How effective are interventions for smoking cessation in schizophrenia?
Compared with placebo, bupropion increased smoking abstinence
rates in smokers with schizophrenia for up to six months (NNT*
17), without jeopardising their mental state. Expired carbon
monoxide (CO) level and the number of cigarettes smoked daily
were significantly lower with bupropion at the end of therapy but
not after six months. There were no significant differences in
positive, negative and depressive symptoms between bupropion
and placebo groups. There was no report of any major adverse
event, such as seizures, with bupropion use. One study showed
contingent reinforcement (CR) with money increased smoking
abstinence rates and reduced the level of smoking. However,
there was no evidence CR produced sustained results for these
outcomes in the longer term.
* NNT = number needed to treat to benefit one individual.

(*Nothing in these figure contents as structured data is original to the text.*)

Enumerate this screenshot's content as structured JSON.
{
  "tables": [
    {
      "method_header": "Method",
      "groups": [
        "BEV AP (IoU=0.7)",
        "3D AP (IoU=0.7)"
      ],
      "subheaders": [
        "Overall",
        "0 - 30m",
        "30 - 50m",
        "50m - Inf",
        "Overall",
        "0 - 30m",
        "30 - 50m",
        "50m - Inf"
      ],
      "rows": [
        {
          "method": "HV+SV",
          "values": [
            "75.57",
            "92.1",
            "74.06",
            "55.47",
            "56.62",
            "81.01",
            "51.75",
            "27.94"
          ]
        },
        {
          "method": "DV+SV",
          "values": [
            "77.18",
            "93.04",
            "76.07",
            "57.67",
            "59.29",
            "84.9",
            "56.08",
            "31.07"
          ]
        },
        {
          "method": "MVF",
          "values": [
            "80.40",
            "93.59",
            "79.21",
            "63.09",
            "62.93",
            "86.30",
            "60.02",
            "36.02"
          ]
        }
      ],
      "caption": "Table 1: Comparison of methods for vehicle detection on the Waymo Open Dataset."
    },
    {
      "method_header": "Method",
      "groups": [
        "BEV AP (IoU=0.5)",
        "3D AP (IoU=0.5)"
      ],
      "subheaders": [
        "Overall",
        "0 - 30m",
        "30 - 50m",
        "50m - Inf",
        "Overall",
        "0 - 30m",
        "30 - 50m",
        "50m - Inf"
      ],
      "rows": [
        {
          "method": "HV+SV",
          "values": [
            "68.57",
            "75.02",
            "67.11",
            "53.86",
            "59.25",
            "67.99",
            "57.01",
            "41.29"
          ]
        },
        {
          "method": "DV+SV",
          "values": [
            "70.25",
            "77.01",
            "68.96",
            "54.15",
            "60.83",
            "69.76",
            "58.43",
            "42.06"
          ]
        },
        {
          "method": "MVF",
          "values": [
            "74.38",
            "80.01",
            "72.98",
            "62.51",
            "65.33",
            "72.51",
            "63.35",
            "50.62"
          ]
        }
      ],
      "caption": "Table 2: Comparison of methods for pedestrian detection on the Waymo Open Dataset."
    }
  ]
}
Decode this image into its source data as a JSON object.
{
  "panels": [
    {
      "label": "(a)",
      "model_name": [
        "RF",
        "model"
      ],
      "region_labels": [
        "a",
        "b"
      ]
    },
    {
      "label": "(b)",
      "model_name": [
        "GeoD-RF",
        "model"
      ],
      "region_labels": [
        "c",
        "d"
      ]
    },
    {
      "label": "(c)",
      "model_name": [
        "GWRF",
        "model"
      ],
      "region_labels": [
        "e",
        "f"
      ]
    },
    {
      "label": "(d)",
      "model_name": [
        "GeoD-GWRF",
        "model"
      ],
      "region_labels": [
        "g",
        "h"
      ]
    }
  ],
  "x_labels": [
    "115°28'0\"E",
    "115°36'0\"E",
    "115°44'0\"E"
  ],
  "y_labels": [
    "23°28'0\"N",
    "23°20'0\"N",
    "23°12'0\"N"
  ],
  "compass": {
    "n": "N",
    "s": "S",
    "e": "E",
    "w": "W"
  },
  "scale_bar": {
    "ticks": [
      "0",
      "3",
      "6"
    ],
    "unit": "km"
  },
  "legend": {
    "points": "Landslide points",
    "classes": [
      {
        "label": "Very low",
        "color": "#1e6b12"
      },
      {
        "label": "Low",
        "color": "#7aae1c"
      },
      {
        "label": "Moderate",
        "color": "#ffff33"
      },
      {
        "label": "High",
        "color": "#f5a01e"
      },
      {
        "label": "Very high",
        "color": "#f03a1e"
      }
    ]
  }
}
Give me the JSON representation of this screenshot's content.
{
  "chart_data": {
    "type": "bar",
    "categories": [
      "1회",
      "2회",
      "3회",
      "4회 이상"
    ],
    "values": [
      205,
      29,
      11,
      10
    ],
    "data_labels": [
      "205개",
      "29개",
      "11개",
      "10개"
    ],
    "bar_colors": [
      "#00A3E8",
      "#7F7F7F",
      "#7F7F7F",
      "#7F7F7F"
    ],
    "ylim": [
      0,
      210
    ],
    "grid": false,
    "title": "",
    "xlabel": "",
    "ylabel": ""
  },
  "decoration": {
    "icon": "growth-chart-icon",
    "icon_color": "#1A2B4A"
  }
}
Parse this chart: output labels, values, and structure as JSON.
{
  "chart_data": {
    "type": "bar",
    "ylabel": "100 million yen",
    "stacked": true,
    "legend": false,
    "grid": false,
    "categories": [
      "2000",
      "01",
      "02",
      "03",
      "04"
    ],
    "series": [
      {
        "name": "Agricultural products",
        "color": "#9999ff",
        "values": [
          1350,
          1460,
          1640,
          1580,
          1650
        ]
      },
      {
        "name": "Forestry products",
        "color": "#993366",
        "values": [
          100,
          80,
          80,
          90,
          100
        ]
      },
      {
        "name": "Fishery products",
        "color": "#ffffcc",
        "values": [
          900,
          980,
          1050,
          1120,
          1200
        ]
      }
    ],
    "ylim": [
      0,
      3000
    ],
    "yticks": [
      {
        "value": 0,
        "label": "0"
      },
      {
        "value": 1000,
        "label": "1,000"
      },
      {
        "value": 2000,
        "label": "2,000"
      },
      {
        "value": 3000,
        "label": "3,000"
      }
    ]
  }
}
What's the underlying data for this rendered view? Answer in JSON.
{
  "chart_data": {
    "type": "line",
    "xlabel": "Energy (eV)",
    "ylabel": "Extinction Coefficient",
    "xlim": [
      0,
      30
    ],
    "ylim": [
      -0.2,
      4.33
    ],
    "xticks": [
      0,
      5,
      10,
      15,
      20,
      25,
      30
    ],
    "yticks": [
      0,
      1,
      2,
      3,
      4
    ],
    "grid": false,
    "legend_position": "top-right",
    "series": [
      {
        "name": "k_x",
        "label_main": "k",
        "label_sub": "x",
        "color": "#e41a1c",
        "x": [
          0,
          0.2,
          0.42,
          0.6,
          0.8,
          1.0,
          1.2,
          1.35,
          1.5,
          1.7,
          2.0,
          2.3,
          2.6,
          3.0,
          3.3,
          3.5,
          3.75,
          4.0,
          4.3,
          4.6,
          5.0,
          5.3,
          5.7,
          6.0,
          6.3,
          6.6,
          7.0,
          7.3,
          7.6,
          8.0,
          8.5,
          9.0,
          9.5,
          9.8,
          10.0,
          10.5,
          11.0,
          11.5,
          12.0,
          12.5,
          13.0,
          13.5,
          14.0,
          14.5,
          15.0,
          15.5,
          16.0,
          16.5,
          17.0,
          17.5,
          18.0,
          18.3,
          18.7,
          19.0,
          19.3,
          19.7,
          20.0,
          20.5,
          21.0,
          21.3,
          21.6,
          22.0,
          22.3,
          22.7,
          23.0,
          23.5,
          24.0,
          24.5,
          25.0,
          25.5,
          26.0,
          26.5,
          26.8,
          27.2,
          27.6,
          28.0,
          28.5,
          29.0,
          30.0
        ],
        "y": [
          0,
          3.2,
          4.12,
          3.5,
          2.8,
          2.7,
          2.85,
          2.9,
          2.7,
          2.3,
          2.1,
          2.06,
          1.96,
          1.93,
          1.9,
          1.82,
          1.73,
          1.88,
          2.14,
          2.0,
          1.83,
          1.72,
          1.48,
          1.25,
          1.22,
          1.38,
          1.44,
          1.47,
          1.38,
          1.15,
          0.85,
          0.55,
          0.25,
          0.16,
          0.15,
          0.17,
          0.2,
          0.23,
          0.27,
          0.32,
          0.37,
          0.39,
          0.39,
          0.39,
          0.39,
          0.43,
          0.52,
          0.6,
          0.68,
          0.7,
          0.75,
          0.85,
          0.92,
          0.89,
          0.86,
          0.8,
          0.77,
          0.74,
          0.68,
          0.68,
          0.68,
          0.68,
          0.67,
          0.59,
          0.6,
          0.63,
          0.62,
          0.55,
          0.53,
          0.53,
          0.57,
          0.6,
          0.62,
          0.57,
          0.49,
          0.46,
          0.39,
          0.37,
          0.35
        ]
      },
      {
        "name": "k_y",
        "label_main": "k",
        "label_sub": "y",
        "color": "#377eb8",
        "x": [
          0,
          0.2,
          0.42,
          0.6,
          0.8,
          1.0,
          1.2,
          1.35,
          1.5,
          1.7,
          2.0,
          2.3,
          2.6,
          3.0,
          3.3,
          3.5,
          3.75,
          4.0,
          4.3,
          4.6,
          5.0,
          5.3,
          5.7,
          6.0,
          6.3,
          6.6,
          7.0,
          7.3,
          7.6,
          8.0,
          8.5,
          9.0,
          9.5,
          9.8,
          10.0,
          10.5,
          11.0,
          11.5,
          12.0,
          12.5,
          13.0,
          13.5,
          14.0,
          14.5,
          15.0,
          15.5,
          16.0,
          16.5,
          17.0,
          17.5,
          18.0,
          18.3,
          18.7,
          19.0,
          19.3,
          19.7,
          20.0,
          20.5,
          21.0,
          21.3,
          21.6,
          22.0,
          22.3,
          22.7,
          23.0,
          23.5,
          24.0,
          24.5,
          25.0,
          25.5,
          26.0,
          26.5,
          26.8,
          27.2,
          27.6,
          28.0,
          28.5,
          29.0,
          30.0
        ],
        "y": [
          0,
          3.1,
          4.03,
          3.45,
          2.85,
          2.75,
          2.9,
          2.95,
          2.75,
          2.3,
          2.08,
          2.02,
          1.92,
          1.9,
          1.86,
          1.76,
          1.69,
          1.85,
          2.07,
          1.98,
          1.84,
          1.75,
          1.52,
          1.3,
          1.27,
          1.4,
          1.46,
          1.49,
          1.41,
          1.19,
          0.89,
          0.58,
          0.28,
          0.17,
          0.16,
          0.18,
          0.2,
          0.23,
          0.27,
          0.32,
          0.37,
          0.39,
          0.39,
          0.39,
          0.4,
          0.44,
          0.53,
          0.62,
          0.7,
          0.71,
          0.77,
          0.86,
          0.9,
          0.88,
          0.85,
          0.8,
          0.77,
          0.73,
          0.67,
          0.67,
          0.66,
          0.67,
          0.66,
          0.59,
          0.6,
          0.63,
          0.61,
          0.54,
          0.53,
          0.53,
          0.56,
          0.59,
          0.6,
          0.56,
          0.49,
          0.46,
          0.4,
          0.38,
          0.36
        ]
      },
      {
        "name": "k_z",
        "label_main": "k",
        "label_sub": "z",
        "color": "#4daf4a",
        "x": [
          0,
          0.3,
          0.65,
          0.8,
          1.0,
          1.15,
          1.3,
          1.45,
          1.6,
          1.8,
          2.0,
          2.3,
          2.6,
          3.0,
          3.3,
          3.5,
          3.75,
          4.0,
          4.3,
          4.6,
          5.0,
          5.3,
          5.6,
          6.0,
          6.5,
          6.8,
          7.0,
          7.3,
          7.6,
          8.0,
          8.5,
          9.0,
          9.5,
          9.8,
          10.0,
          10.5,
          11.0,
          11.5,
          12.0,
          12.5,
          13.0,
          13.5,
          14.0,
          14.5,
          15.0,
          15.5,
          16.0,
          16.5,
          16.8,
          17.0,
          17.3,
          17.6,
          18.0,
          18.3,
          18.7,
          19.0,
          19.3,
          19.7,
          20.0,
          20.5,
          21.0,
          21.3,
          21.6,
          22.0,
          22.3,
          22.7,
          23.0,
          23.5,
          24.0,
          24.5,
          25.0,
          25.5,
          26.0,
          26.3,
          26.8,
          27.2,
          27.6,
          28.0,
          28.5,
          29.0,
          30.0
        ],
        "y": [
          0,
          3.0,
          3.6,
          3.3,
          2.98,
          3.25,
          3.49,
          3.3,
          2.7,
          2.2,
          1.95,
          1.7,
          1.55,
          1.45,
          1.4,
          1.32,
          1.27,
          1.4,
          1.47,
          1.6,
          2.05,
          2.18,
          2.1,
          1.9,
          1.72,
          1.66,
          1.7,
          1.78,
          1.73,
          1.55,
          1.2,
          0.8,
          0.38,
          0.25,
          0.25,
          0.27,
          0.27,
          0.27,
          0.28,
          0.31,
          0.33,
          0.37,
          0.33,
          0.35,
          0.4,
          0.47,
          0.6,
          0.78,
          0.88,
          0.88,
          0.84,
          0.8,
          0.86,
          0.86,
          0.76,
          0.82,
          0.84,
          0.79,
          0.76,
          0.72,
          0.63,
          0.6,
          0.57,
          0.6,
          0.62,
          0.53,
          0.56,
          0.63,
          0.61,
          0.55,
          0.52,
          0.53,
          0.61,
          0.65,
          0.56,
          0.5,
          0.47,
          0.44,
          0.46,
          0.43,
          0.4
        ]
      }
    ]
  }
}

The strength of the evidence for bupropion was relatively weak
with wide confidence intervals, especially for longer-term benefit,
because of the small number of participants. There was no
evidence of benefit for the few trials of other pharmacological
therapies (including nicotine replacement therapy) and psychosocial
interventions, in helping smokers with schizophrenia to quit
or reduce smoking.
People with schizophrenia smoke more heavily than the general
population and this contributes to their higher morbidity and
mortality from smoking-related illnesses.